La plupart du temps, les gens évitaient de s’y rendre parce qu’ils avaient peur des explosions et des balles de sniper. J’avais moi-même très peur lorsque je traversais cette zone avec ma caméra. J’ai vu cette jeune fille, accroupie dans les herbes, qui semblait indifférente au vacarme des bombes autour d’elle. Elle ramassait des herbes calmement, avec soin, et les mettait dans le sac à côté d’elle.
J’ai trouvé la scène étonnante, alors j’ai décidé de m’approcher avec ma caméra pour lui parler. Ce n’est qu’après avoir visionné les images que j’ai réalisé que c’est elle, en réalité, qui avait mené la conversation entre nous.

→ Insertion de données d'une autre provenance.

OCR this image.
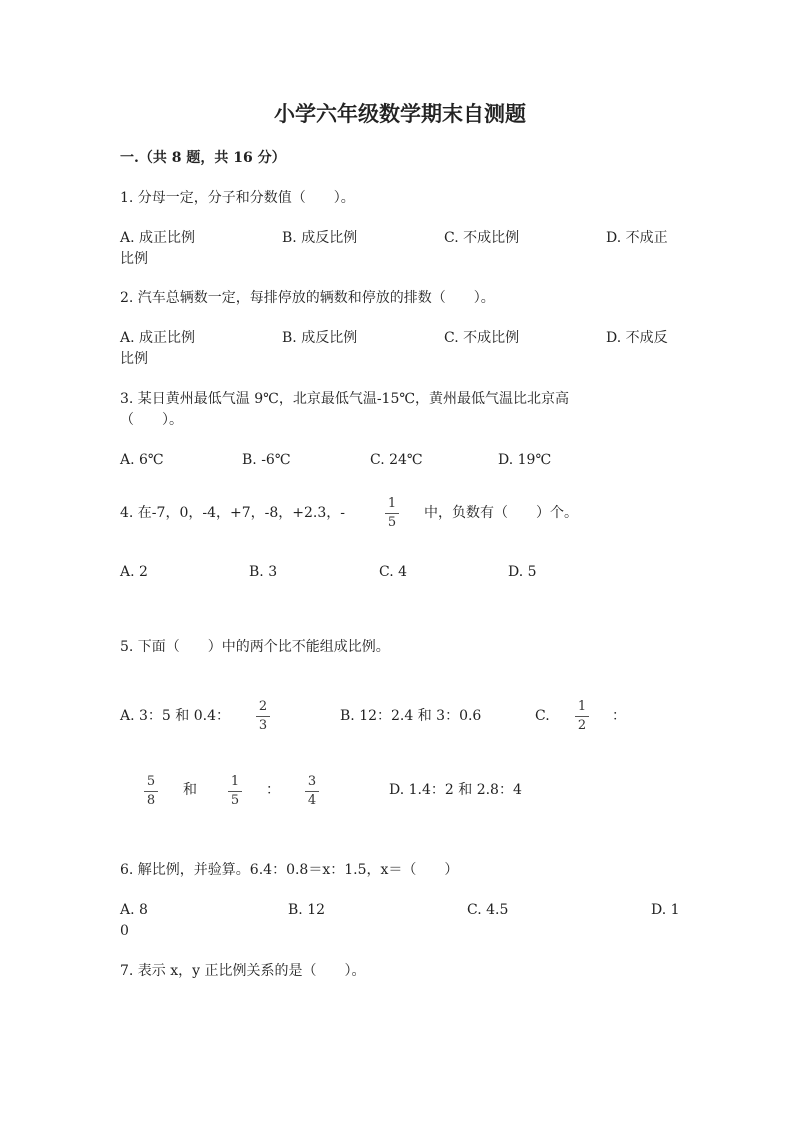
小学六年级数学期末自测题
一.（共 8 题，共 16 分）
1. 分母一定，分子和分数值（　　）。
A. 成正比例	B. 成反比例	C. 不成比例	D. 不成正
比例
2. 汽车总辆数一定，每排停放的辆数和停放的排数（　　）。
A. 成正比例	B. 成反比例	C. 不成比例	D. 不成反
比例
3. 某日黄州最低气温 9℃，北京最低气温-15℃，黄州最低气温比北京高
（　　）。
A. 6℃	B. -6℃	C. 24℃	D. 19℃
4. 在-7，0，-4，+7，-8，+2.3，-
1
5
中，负数有（　　）个。
A. 2	B. 3	C. 4	D. 5
5. 下面（　　）中的两个比不能组成比例。
A. 3：5 和 0.4：
2
3
B. 12：2.4 和 3：0.6	C.
1
2
：
5
8
和
1
5
：
3
4
D. 1.4：2 和 2.8：4
6. 解比例，并验算。6.4：0.8＝x：1.5，x＝（　　）
A. 8	B. 12	C. 4.5	D. 1
0
7. 表示 x，y 正比例关系的是（　　）。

Qu’en est-il de la scène dans la cour de récréation avec les enfants qui courent vers la caméra ? Vous leur demandez de quoi ils rêvent, et leurs réponses sont si dures malgré leurs yeux rieurs et innocents. Pensez-vous qu’ils « jouaient » devant la caméra ou qu’ils étaient si proches de vous qu’ils n’y prêtaient même pas attention ?
J’avais une relation spéciale avec ce groupe d’enfants. J’étais leur entraîneur de football et je les voyais tous les jours, bien que je ne sache pas vraiment jouer au football moi-même. En fait, nous avons perdu tous nos matchs, puis le tournoi ! Mais nous avons noué des liens profonds d’affection et de confiance. La confiance fut la clé de notre relation, à mon avis. La caméra était toujours avec moi dans la cour de récréation, et j’ai filmé la plupart de nos échanges, ce qui a renforcé la confiance qu’ils avaient en moi et nous a permis de développer une certaine intimité. La spontanéité et la puissance de cette scène s’expliquent par le fait que la réalisation d’un film n’était pas le but premier de nos échanges. Nous étions là pour jouer, et la présence de la caméra était accessoire.
J’aimerais vous interroger sur la perception du temps pendant le siège, d’abord en tant que temps vécu, puis sur sa transformation en tant que temporalité du film. Comment avez-vous réussi à transformer cette expérience vécue en une forme cinématographique aussi authentique ? Dans l’expérience vécue du siège, les jours de la semaine restent-ils les mêmes ? Par exemple, le vendredi reste-t-il le même ou perd-il sa signification ?
J’ai écrit un texte sur mon expérience du siège qui s’intitule « Les Quarante règles du siège ». La toute première règle concerne spécifiquement le temps. Parce que le siège bouleverse la temporalité. La notion de journée change. Une journée ne se définit plus par le lever et le coucher du soleil, mais par votre première et dernière bouchée de nourriture. En état de siège, les gens ne se réfèrent plus aux salutations habituelles du matin ou du soir, ils demandent plutôt : « Qu’as-tu mangé aujourd’hui ? ». Peu importe que l’on soit vendredi ou samedi. Les déplacements sont liés à la recherche de nourriture, le temps y devient donc également lié. Le temps en état de siège est long et morbide. La journée ne se termine pas toujours, à moins que vous trouviez de la nourriture. Dès lors que vous en trouvez, le temps paraît moins long.
Alors que le siège s’intensifiait, j’ai écrit : « Je ne vois pas de fin au siège au-delà de ma propre mort, et aucune fin à ma mort au-delà du siège. » Ce que je voulais dire, c’est que je ne trouvais plus de sens à la vie en dehors de cet endroit. Et même si je parvenais à en sortir, quelque chose en moi resterait assiégé et lié à des souvenirs qui refusent d’être effacés.
Je me souviens, par exemple, de la semaine de mon arrivée en Turquie. Mes amis étaient surpris que je continue à utiliser la lumière de mon téléphone portable. J’avais perdu le réflexe d’allumer la lumière, d’appuyer sur l’interrupteur. J’avais également oublié la sensation banale de prendre une douche avec de l’eau chaude sans que personne n’attende à la porte ou ne me fasse signe de ne pas utiliser trop d’eau. Ou le fait d’ouvrir un réfrigérateur et d’y trouver de la nourriture, parce qu’à Yarmouk, nous utilisions les réfrigérateurs comme placards pour ranger les vêtements et autres objets.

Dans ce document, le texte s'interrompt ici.